ART HOGAN: Oh for sure. And China has obviously gone through a lot of change this year cracking down on businesses getting too large. We've certainly seen companies delist from the US Stock Exchange that are Chinese based because they don't have a rule of law, and they certainly don't have accounting practices, and all the types of things that we want to protect investors from. So China has been-- this is not a new threat. China's been a threat for investors for the better part of your last 12 to 24 months.

Now that said, when we think about supply chains, they are clearly a big part of that logjam that we have. And if in fact they continue with some of the human rights issues that they've been proceeding with for a good period of time, that could certainly be problematic with that concern that we have that inflation won't abate in the time frame that we think it's going to. That's not our base case. But certainly, anything that happens post-Olympics that points us in the direction of things getting worse, not better, I would certainly say is going to be problematic for supply chains.

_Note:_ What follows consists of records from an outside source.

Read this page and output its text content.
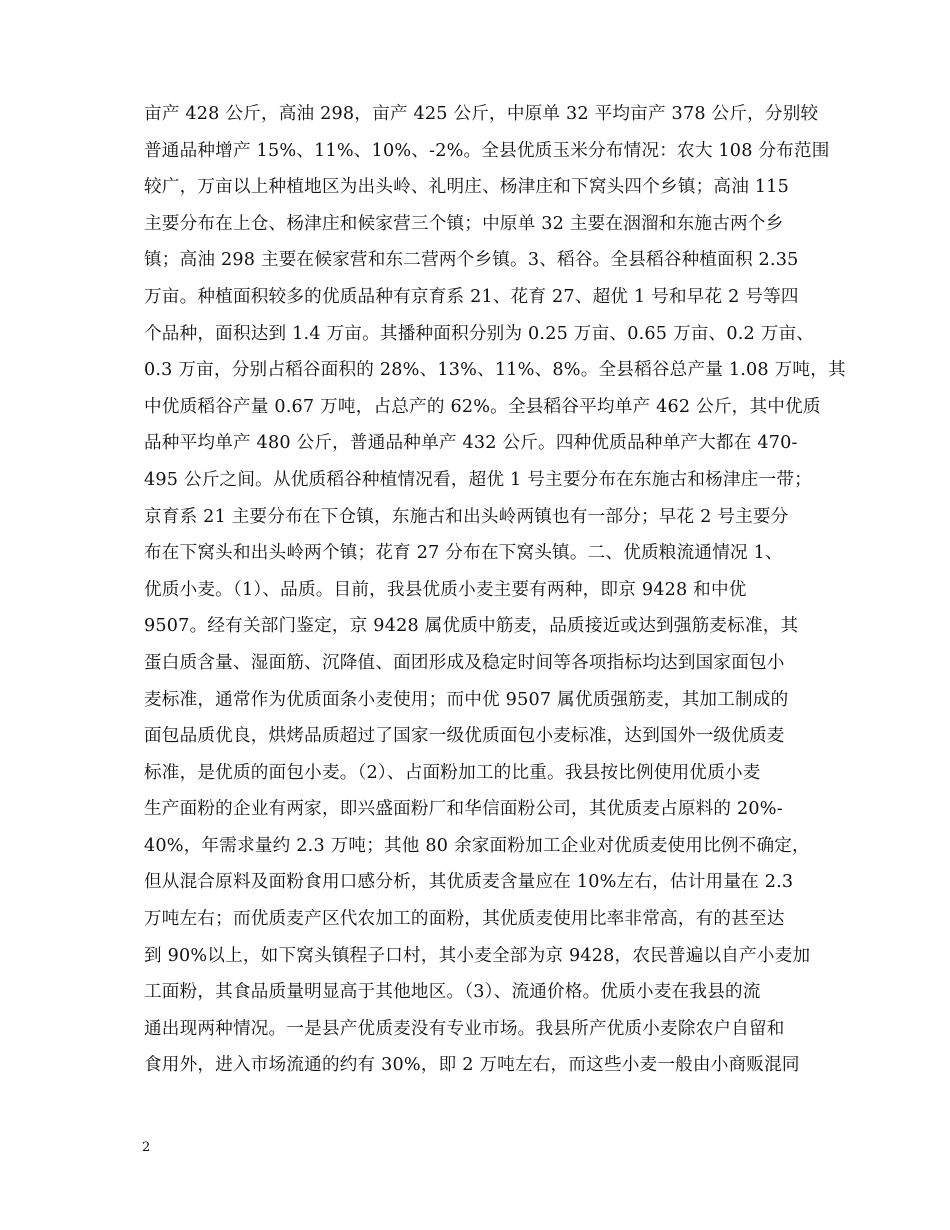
亩产 428 公斤，高油 298，亩产 425 公斤，中原单 32 平均亩产 378 公斤，分别较
普通品种增产 15%、11%、10%、-2%。全县优质玉米分布情况：农大 108 分布范围
较广，万亩以上种植地区为出头岭、礼明庄、杨津庄和下窝头四个乡镇；高油 115
主要分布在上仓、杨津庄和候家营三个镇；中原单 32 主要在洇溜和东施古两个乡
镇；高油 298 主要在候家营和东二营两个乡镇。3、稻谷。全县稻谷种植面积 2.35
万亩。种植面积较多的优质品种有京育系 21、花育 27、超优 1 号和早花 2 号等四
个品种，面积达到 1.4 万亩。其播种面积分别为 0.25 万亩、0.65 万亩、0.2 万亩、
0.3 万亩，分别占稻谷面积的 28%、13%、11%、8%。全县稻谷总产量 1.08 万吨，其
中优质稻谷产量 0.67 万吨，占总产的 62%。全县稻谷平均单产 462 公斤，其中优质
品种平均单产 480 公斤，普通品种单产 432 公斤。四种优质品种单产大都在 470-
495 公斤之间。从优质稻谷种植情况看，超优 1 号主要分布在东施古和杨津庄一带；
京育系 21 主要分布在下仓镇，东施古和出头岭两镇也有一部分；早花 2 号主要分
布在下窝头和出头岭两个镇；花育 27 分布在下窝头镇。二、优质粮流通情况 1、
优质小麦。（1）、品质。目前，我县优质小麦主要有两种，即京 9428 和中优
9507。经有关部门鉴定，京 9428 属优质中筋麦，品质接近或达到强筋麦标准，其
蛋白质含量、湿面筋、沉降值、面团形成及稳定时间等各项指标均达到国家面包小
麦标准，通常作为优质面条小麦使用；而中优 9507 属优质强筋麦，其加工制成的
面包品质优良，烘烤品质超过了国家一级优质面包小麦标准，达到国外一级优质麦
标准，是优质的面包小麦。（2）、占面粉加工的比重。我县按比例使用优质小麦
生产面粉的企业有两家，即兴盛面粉厂和华信面粉公司，其优质麦占原料的 20%-
40%，年需求量约 2.3 万吨；其他 80 余家面粉加工企业对优质麦使用比例不确定，
但从混合原料及面粉食用口感分析，其优质麦含量应在 10%左右，估计用量在 2.3
万吨左右；而优质麦产区代农加工的面粉，其优质麦使用比率非常高，有的甚至达
到 90%以上，如下窝头镇程子口村，其小麦全部为京 9428，农民普遍以自产小麦加
工面粉，其食品质量明显高于其他地区。（3）、流通价格。优质小麦在我县的流
通出现两种情况。一是县产优质麦没有专业市场。我县所产优质小麦除农户自留和
食用外，进入市场流通的约有 30%，即 2 万吨左右，而这些小麦一般由小商贩混同
2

EMILY MCCORMICK: Giles, I want to ask you really quickly about something that you pointed out in a note to us. And that was the New Zealand dollar Japanese yen currency pair potentially set for a strong first quarter. I'm wondering, what does this mean for currency investors and potentially also for investors in other asset classes in terms of what that could be signaling about the market environment?

GILES COGHLAN: Yeah, the yield differentials between the New Zealand 10-year and the Japanese 10-year bonds are indicating more upside in the New Zealand dollar Japanese yen pair. Now it's not without risks, but I'll just explain the base case first of all. Firstly, the RBNZ is one of the most bullish central banks. They projected the last interest rate meeting moving interest rates way up to 2.6% from their current 0.75% at the end of 2023. So their outlook is really strong and very optimistic in terms of their growth.

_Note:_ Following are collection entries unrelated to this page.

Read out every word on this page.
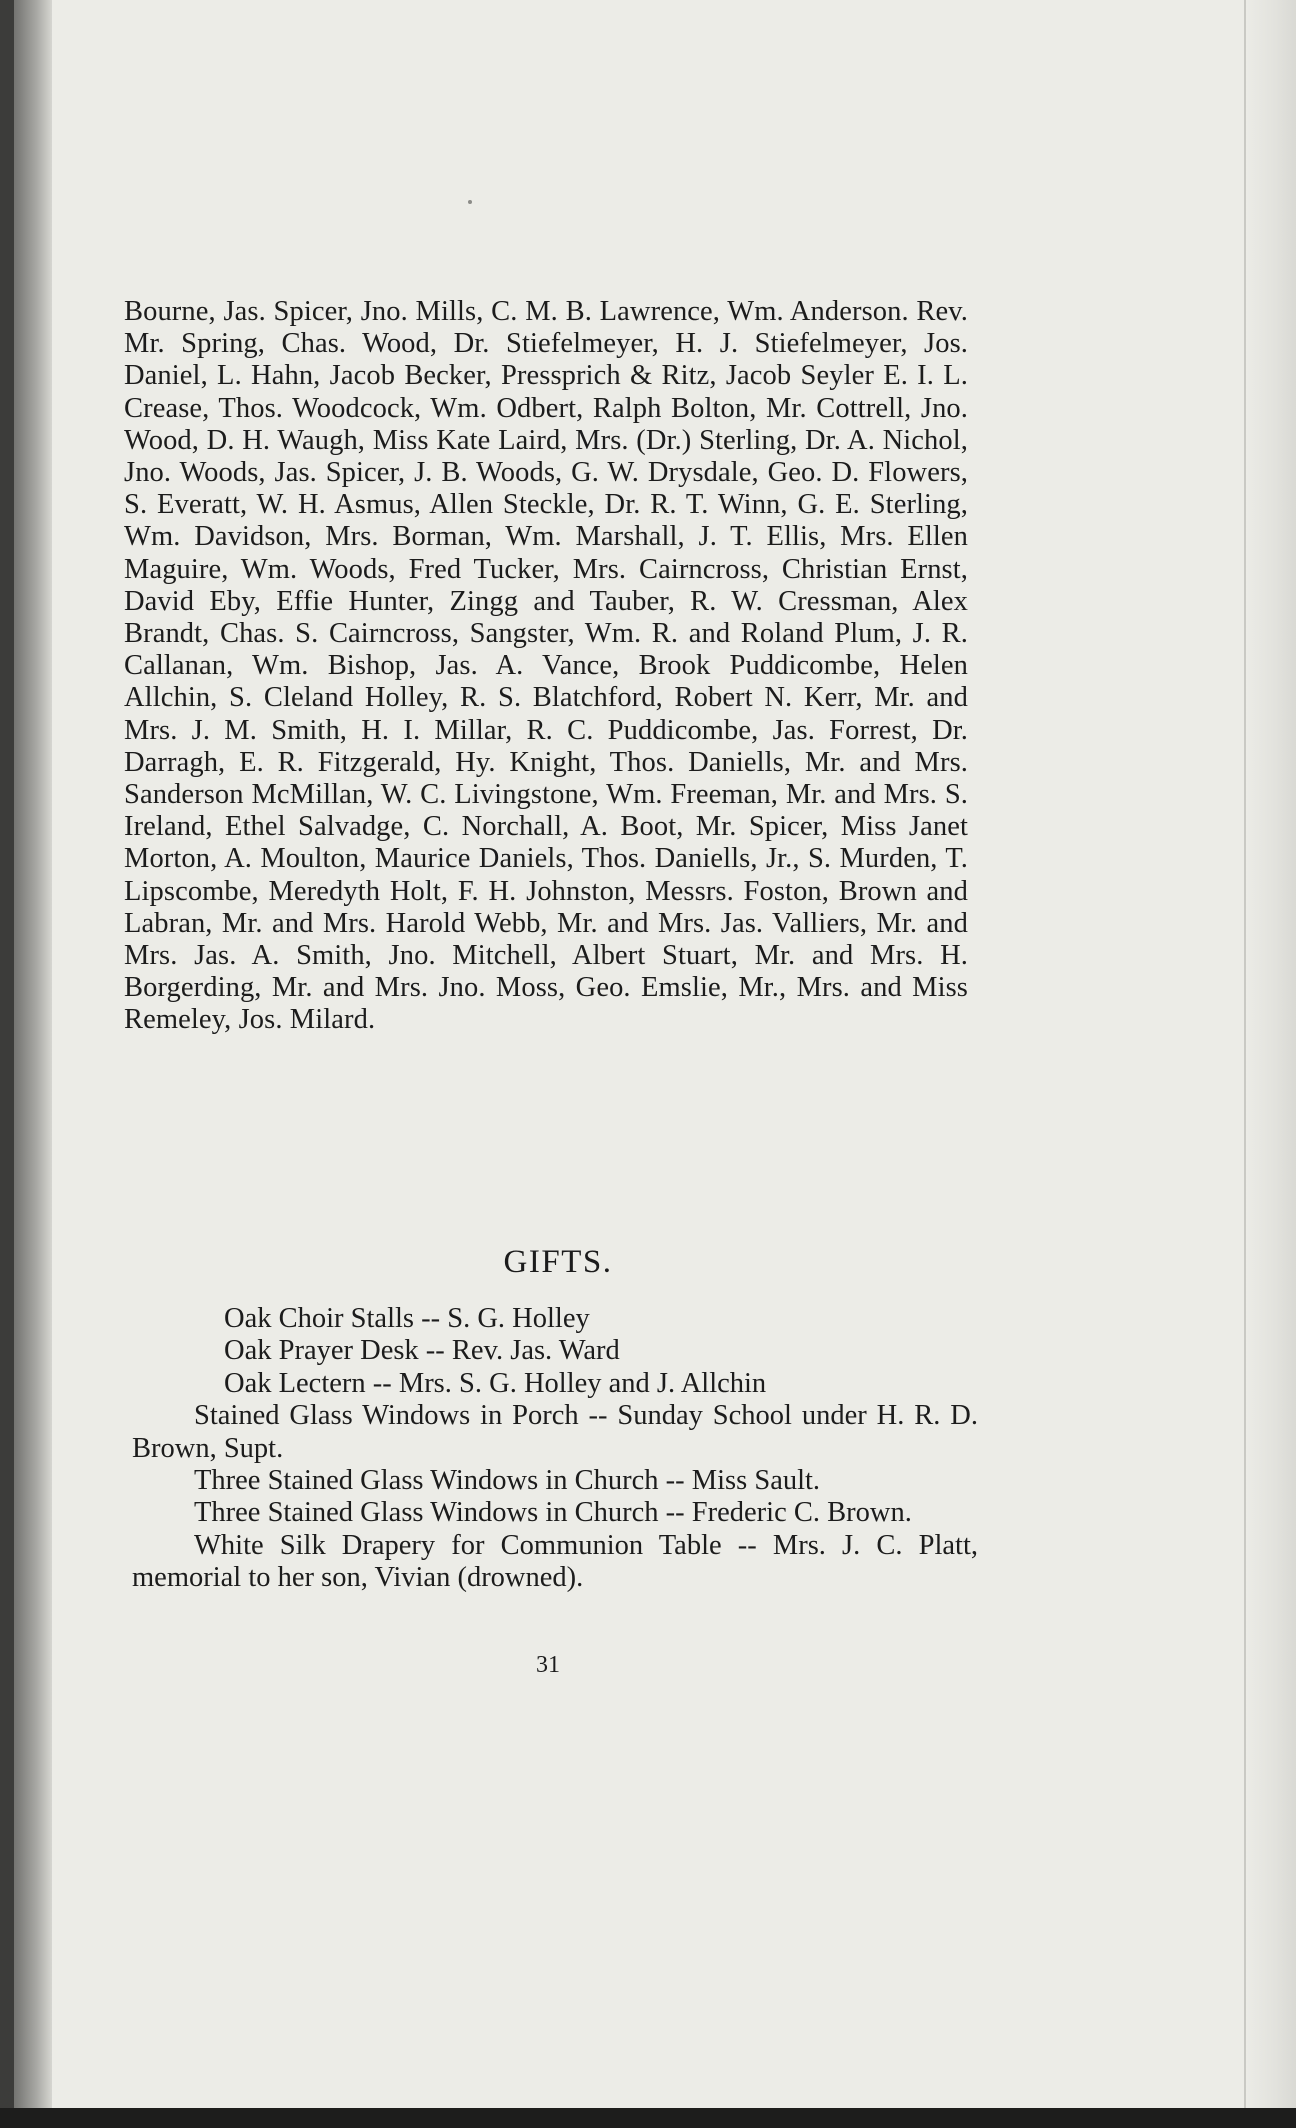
Bourne, Jas. Spicer, Jno. Mills, C. M. B. Lawrence, Wm. Anderson. Rev. Mr. Spring, Chas. Wood, Dr. Stiefelmeyer, H. J. Stiefelmeyer, Jos. Daniel, L. Hahn, Jacob Becker, Pressprich & Ritz, Jacob Seyler E. I. L. Crease, Thos. Woodcock, Wm. Odbert, Ralph Bolton, Mr. Cottrell, Jno. Wood, D. H. Waugh, Miss Kate Laird, Mrs. (Dr.) Sterling, Dr. A. Nichol, Jno. Woods, Jas. Spicer, J. B. Woods, G. W. Drysdale, Geo. D. Flowers, S. Everatt, W. H. Asmus, Allen Steckle, Dr. R. T. Winn, G. E. Sterling, Wm. Davidson, Mrs. Borman, Wm. Marshall, J. T. Ellis, Mrs. Ellen Maguire, Wm. Woods, Fred Tucker, Mrs. Cairncross, Christian Ernst, David Eby, Effie Hunter, Zingg and Tauber, R. W. Cressman, Alex Brandt, Chas. S. Cairncross, Sangster, Wm. R. and Roland Plum, J. R. Callanan, Wm. Bishop, Jas. A. Vance, Brook Puddicombe, Helen Allchin, S. Cleland Holley, R. S. Blatchford, Robert N. Kerr, Mr. and Mrs. J. M. Smith, H. I. Millar, R. C. Puddicombe, Jas. Forrest, Dr. Darragh, E. R. Fitzgerald, Hy. Knight, Thos. Daniells, Mr. and Mrs. Sanderson McMillan, W. C. Livingstone, Wm. Freeman, Mr. and Mrs. S. Ireland, Ethel Salvadge, C. Norchall, A. Boot, Mr. Spicer, Miss Janet Morton, A. Moulton, Maurice Daniels, Thos. Daniells, Jr., S. Murden, T. Lipscombe, Meredyth Holt, F. H. Johnston, Messrs. Foston, Brown and Labran, Mr. and Mrs. Harold Webb, Mr. and Mrs. Jas. Valliers, Mr. and Mrs. Jas. A. Smith, Jno. Mitchell, Albert Stuart, Mr. and Mrs. H. Borgerding, Mr. and Mrs. Jno. Moss, Geo. Emslie, Mr., Mrs. and Miss Remeley, Jos. Milard.
GIFTS.
Oak Choir Stalls -- S. G. Holley
Oak Prayer Desk -- Rev. Jas. Ward
Oak Lectern -- Mrs. S. G. Holley and J. Allchin
Stained Glass Windows in Porch -- Sunday School under H. R. D. Brown, Supt.
Three Stained Glass Windows in Church -- Miss Sault.
Three Stained Glass Windows in Church -- Frederic C. Brown.
White Silk Drapery for Communion Table -- Mrs. J. C. Platt, memorial to her son, Vivian (drowned).
31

So that does favor New Zealand dollar buyers over the medium term. The Bank of Japan, by contrast, yes, they have reduced their emergency pandemic program. But they still are maintaining support for medium sized businesses in Japan. And they're not expected to change from their very low minus 0.10% interest rate footing for the foreseeable future. So that means as long as the risk tone stays positive, you would anticipate further buyers in the New Zealand dollar Japanese yen pair from market.

However, the risk is that the Japanese yen does strengthen on the risk off tone. And if we saw, for instance, lockdowns taking place in China, impacting expectations of global growth, then we'd likely see more inflows into the yen. And although that wouldn't change the medium term upside outlook for the New Zealand dollar Japanese yen, in the short term, you would likely see some more selling. So that means you have to choose your technicals carefully and make sure you've defined and limited your risk so that you can always get out and re-enter at a later stage.

But I do think the New Zealand dollar Japanese yen pair does offer really good value at market with stops underneath recent swing points looking for a potential shift high coming into Q1.

ADAM SHAPIRO: That explanation is why many of us who are novices hire people like you and your firms to guide us through those issues. Giles Coghlan, HYCM chief analyst. Thank you. Art Hogan, national chief market strategist. Good to see you, gentlemen both. Happy New Year.